You may imagine the complexities of gasoline end with grades such as premium, regular and diesel -- but there is a lot more to gasoline than just a few basic types. In fact, there are several kinds of gasoline bases, and modern fuels, including the gas labeled "regular" at your gas station, have a wide variety of additives, one or more of them oxygenating the gas.

Complete Burn

  • A combustion engine is not that different from a campfire with a fuel source and an air source. An engine just mechanically harnesses the combustion. Like campfires or any combustion, not all the fuel is burned, and not all of what is burned is burned cleanly. Adding oxygen to the fuel helps the engine burn as much of the fuel as possible, spending all the fuel's energy while saving money and reducing unwanted waste products.

Power and Efficiency

  • Just about every advance in the efficiency or economy of internal combustion engines can also be harnessed to make more power, just as power advances can also be engineered to create better efficiency. Oxygenated fuels, in addition to cleaner burning, can do both. So, in addition to being less harmful to the environment by creating less pollution per mile, oxygenated fuels can also take you farther.

Cleanliness

  • The United States Geological Survey reports that MTBE or tertiary butyl ether is the most common oxygenator for fuels. The Survey notes, "MTBE is credited with contributing to significant reductions in carbon monoxide and ozone levels in many of these areas." Although there's little question that the use of oxygenated fuels increases fuel efficiency, many of the oxygenating substances such as MTBE are toxic and intrinsically dangerous.

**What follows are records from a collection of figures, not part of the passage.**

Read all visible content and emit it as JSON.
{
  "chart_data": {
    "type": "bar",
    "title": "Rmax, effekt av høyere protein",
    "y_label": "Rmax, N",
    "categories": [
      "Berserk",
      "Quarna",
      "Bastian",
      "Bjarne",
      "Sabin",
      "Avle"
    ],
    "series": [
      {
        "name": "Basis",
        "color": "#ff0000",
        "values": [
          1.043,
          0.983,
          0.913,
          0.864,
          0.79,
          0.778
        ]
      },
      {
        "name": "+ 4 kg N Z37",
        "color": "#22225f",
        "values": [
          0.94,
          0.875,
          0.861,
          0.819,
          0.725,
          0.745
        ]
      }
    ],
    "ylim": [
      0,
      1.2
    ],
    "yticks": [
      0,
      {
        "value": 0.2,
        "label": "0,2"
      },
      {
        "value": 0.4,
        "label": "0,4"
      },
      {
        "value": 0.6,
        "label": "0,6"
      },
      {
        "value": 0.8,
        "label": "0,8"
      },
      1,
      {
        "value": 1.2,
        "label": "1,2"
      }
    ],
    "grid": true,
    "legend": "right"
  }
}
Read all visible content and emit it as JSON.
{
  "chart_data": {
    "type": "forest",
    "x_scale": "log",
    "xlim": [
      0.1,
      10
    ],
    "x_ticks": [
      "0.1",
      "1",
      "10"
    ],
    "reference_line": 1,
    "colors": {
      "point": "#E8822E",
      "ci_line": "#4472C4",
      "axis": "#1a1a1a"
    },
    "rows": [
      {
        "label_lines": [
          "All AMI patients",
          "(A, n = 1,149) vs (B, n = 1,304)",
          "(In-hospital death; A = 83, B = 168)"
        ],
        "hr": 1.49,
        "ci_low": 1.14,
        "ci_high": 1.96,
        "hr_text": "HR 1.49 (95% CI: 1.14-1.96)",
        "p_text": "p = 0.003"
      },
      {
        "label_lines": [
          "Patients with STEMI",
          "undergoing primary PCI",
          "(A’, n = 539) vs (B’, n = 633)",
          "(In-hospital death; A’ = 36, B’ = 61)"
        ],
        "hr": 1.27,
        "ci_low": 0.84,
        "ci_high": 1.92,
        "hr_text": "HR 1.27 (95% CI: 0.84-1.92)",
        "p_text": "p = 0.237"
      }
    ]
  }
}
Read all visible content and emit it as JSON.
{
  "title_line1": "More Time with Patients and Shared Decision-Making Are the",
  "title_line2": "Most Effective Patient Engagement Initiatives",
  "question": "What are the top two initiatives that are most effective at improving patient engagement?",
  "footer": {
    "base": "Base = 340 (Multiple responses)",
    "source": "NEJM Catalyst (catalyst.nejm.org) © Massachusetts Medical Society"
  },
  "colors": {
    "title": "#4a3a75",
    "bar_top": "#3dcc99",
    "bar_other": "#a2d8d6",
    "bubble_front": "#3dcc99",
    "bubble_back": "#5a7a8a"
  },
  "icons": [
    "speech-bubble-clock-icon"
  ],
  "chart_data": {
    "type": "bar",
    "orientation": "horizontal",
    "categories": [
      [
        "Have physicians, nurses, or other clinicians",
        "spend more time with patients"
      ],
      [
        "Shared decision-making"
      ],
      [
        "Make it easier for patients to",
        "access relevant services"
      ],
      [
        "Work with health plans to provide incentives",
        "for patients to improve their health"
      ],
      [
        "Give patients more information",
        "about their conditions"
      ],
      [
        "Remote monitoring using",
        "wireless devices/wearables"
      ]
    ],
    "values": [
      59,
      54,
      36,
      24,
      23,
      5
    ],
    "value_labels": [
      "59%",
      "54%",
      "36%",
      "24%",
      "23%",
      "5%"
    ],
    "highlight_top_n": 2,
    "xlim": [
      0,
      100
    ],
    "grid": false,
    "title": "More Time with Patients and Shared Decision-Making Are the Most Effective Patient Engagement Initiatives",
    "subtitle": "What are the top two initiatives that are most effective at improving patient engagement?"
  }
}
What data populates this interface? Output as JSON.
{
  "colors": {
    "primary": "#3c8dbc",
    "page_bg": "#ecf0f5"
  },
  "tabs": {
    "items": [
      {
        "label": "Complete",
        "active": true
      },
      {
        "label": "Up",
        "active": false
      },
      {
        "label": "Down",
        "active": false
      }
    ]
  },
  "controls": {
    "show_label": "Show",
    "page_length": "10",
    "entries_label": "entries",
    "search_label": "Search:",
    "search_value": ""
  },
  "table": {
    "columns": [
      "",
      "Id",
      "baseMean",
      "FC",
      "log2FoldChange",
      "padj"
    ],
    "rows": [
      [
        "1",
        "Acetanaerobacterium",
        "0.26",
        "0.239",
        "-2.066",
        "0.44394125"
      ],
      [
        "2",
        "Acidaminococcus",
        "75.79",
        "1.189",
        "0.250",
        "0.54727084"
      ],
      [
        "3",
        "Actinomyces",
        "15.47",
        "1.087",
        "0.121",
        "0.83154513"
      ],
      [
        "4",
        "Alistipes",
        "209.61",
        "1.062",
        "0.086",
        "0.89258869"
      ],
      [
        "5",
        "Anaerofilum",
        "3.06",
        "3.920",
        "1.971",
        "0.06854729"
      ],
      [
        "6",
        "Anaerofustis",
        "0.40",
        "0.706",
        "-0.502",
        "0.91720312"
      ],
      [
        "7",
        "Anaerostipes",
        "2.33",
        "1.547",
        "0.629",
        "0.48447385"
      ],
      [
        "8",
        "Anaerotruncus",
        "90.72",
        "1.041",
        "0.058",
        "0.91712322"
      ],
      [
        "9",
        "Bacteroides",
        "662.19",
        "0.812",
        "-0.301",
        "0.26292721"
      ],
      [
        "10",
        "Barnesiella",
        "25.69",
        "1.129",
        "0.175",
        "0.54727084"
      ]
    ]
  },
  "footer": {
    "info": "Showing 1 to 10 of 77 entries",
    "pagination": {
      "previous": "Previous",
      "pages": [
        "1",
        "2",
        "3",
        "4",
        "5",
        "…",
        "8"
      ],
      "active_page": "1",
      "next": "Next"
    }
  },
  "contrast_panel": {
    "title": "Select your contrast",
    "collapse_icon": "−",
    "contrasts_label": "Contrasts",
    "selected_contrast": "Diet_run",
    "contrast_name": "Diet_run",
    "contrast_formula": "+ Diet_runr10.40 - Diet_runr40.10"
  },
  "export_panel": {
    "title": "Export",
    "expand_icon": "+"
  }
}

Toxicity and Environmental Concerns

  • In spite of preventing even more pollution from fuel combustion, oxygenators like MTBE are dangerous to the environment. MTBE, for example, is soluble in water. The U.S. Environmental Protection Agency (EPA) notes, "A growing number of studies have detected MTBE in ground water throughout the country; in some instances these contaminated waters are sources of drinking water." Not all oxygenators have the same environmental dangers, but they all have them.